Not that he can be blamed for letting time get away from him: As a first-year creative writing major at Sarah Lawrence University who dropped out to pursue his music career, Miller didn’t think he’d still be playing at this age. “Little did I realize that the kind of music I’d wind up making was the one genre of music that allows you to age,” he says. “That’s been a good thing, but maybe me not getting kicked out at the age of 30 stunted me as far as a writer of prose or fiction, like I thought I’d have done in my forties and moving on.”

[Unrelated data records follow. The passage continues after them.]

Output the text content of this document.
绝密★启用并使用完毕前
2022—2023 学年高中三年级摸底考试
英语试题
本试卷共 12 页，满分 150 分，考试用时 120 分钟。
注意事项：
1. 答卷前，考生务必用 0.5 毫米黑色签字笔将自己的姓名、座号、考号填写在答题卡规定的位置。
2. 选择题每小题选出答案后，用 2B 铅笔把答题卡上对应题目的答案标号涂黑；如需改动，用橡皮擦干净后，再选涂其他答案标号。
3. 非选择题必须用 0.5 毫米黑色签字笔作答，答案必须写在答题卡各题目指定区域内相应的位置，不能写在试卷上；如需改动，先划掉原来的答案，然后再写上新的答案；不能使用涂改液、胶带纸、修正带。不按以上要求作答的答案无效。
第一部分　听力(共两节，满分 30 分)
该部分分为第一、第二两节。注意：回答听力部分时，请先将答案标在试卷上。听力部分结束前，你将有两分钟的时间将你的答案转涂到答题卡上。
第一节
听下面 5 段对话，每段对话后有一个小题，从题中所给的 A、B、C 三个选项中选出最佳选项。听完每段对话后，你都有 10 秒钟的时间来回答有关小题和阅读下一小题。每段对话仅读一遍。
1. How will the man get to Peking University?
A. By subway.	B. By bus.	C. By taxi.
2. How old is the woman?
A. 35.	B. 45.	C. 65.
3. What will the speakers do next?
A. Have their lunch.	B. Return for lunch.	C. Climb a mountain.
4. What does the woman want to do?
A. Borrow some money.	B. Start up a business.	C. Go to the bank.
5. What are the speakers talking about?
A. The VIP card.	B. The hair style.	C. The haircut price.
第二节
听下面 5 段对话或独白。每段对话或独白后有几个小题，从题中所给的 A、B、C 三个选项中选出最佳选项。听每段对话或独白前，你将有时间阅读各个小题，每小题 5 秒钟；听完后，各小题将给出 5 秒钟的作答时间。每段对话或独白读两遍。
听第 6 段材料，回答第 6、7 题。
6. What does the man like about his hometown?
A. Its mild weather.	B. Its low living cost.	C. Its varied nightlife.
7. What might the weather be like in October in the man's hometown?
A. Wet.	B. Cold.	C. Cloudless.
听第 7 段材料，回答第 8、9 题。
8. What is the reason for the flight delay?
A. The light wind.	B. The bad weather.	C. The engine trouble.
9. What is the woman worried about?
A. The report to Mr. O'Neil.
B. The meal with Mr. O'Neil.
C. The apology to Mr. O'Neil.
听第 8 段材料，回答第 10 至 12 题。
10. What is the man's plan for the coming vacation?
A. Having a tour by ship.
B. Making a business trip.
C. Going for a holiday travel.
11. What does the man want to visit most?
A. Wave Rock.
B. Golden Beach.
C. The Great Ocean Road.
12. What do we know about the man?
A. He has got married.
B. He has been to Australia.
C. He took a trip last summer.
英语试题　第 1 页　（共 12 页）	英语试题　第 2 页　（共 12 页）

Having had his writing appear in publications like Salon and McSweeney’s, Miller is moving toward his prose-writing goals. At nearly the same time that The Messenger and a new album of original Christmas songs from Old 97’s, Love the Holidays, are released, he’s finishing his first book, a collection of children’s poems. No More Poems, which publishes in March 2019, was written with the help of his kids, whom he called to discuss the poems with while he was away on tour.
“They relished the opportunity to take the wind out of my sails, which I’m more than fine with. My job is having people clap for me, for god’s sake,” Miller says. He’s already onto another, even bigger test of character: writing a novel. “I have 160 pages or about 40,000 words. I know it’s terrible. A first draft of a first novel is going to be bad, so I’m giving myself permission to write a bad first draft. But like I always tell songwriters, your first song will be bad. In fact, your first 100 songs will probably be bad. Then you write a good one, and after that it just gets easier and easier.”
Mastering an art form may take hundreds of failures, and growing up may take a lifetime, but in The Messenger Miller thinks he may have written his best song yet: “The Human Condition,” the bridge for which gives the album its name: “Don’t get mad at me/ I’m just the messenger,” he sings.
“That idea that, ‘You might die young when you want to/ You might die when you’re old and you don’t/ You might live forever’ — the living forever is sort of the trick I’ve been trying to play on myself by trying to make things,” Miller says. “If I make enough things, they’re just going to live forever.”